Molekulare logische Schalter sind meist organische Moleküle, die auf physikalische oder chemische Signale reagieren und daraus eine Antwort generieren, beispielsweise indem sie fluoreszieren. In der medizinischen Diagnostik könnten sie krankheitstypische Substanzen schnell und einfach nachweisen oder mit Hilfe von Licht Tumorzellen gezielt zerstören. Solche molekularen Schalter sind bislang selten und ihre Anwendung in der Medizin ist wenig erforscht. Ein Grund dafür ist, dass sie bisher nur für wenige spezifische Inputs verfügbar sind, etwa für den pH-Wert und die Konzentration von Natrium-Ionen. Die Fragestellungen in der medizinischen Diagnostik sind komplexer und die bekannten Moleküle meist nicht für den Einsatz in biologischen Proben geeignet.

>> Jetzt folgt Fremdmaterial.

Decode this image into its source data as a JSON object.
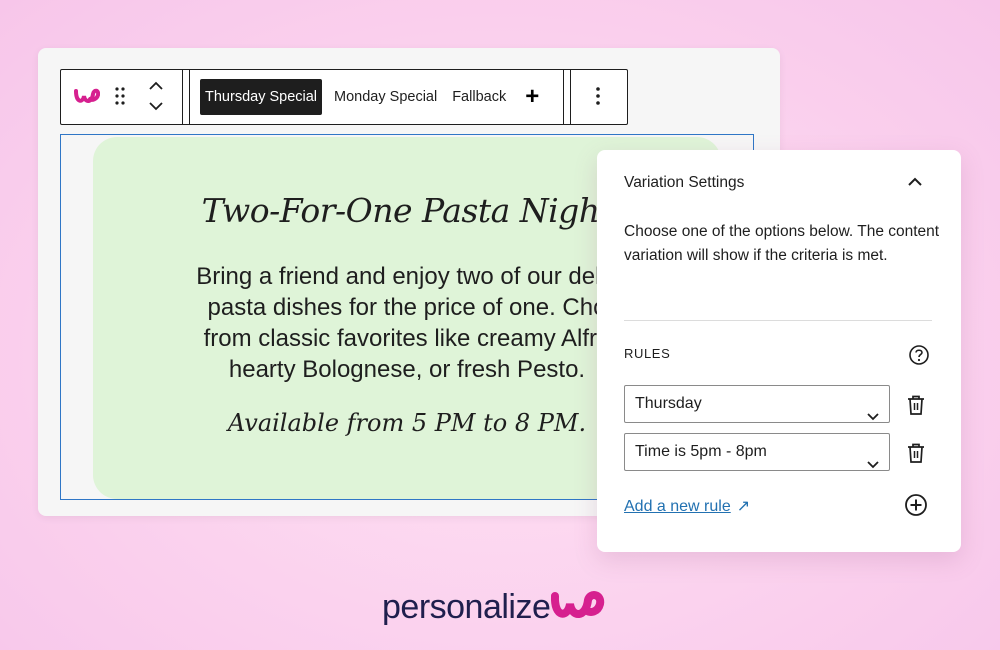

„Unser Ziel ist es, die molekularen logischen Schalter für Anwendungen in biologischer Umgebung und Zellen anzupassen“, erklärt Benjamin Dietzek, der das Projekt „Logic Lab“ am Leibniz-IPHT koordiniert. Dazu wollen die Forscher Liposom-Vesikel nutzen – mit Flüssigkeit gefüllte Bläschen, deren Hülle aus einer Lipid-Doppelschicht besteht. „In die Vesikel integrieren wir mehrere molekulare Schalter für unterschiedliche Inputs. Wir hoffen mit diesem Mini-Labor verschiedene biologische Signal- und Botenstoffe parallel zu erfassen und auszuwerten. Das System wollen wir dann an lebenden Zellen testen“, so Dietzek. Ein Vorteil der Methode ist, dass sich die Mini-Labore wie in einem Baukastensystem für die jeweilige Fragestellung zusammensetzen lassen.
Eine medizinische Anwendung sieht das Forscher-Team in der Diagnose der endothelialen Dysfunktion. Endothelzellen, die die innere Wand unserer Blutgefäße bedecken, regulieren mittels Signal- und Botenstoffen wie Stickstoffmonoxid und Kalziumionen den Blutdruck. Gerät das Gleichgewicht dieser Substanzen langfristig durcheinander, kommt es zu einer Fehlfunktion der Zellen, die vermutlich für den Beginn der chronischen Erkrankung Arteriosklerose verantwortlich ist. Das Mini-Labor soll Abweichungen in der Konzentration der Substanzen in den Zellen nachweisen und so eine frühzeitige Diagnose der endothelialen Dysfunktion ermöglichen. Damit könnten geeignete Therapieverfahren eingeleitet werden, die die Ablagerung von lebensbedrohlichen Plaques in den Blutgefäßen verhindern und letztendlich das Risiko eines Herzinfarkts oder Schlaganfalls minimieren.
Um die notwendigen Grundlagen für das komplexe Vorhaben zu erforschen, arbeiten im Projekt „Logic Lab“ Expertinnen und Experten aus den Bereichen Spektroskopie, Chemie, Mikrofluidik und experimenteller medizinischer Therapie eng zusammen. „Damit unsere Forschungsergebnisse zukünftig in der medizinischen Forschung angewandt werden können, beziehen wir Nutzer und Technologiefirmen von Anfang mit ein“, erläutert Benjamin Dietzek.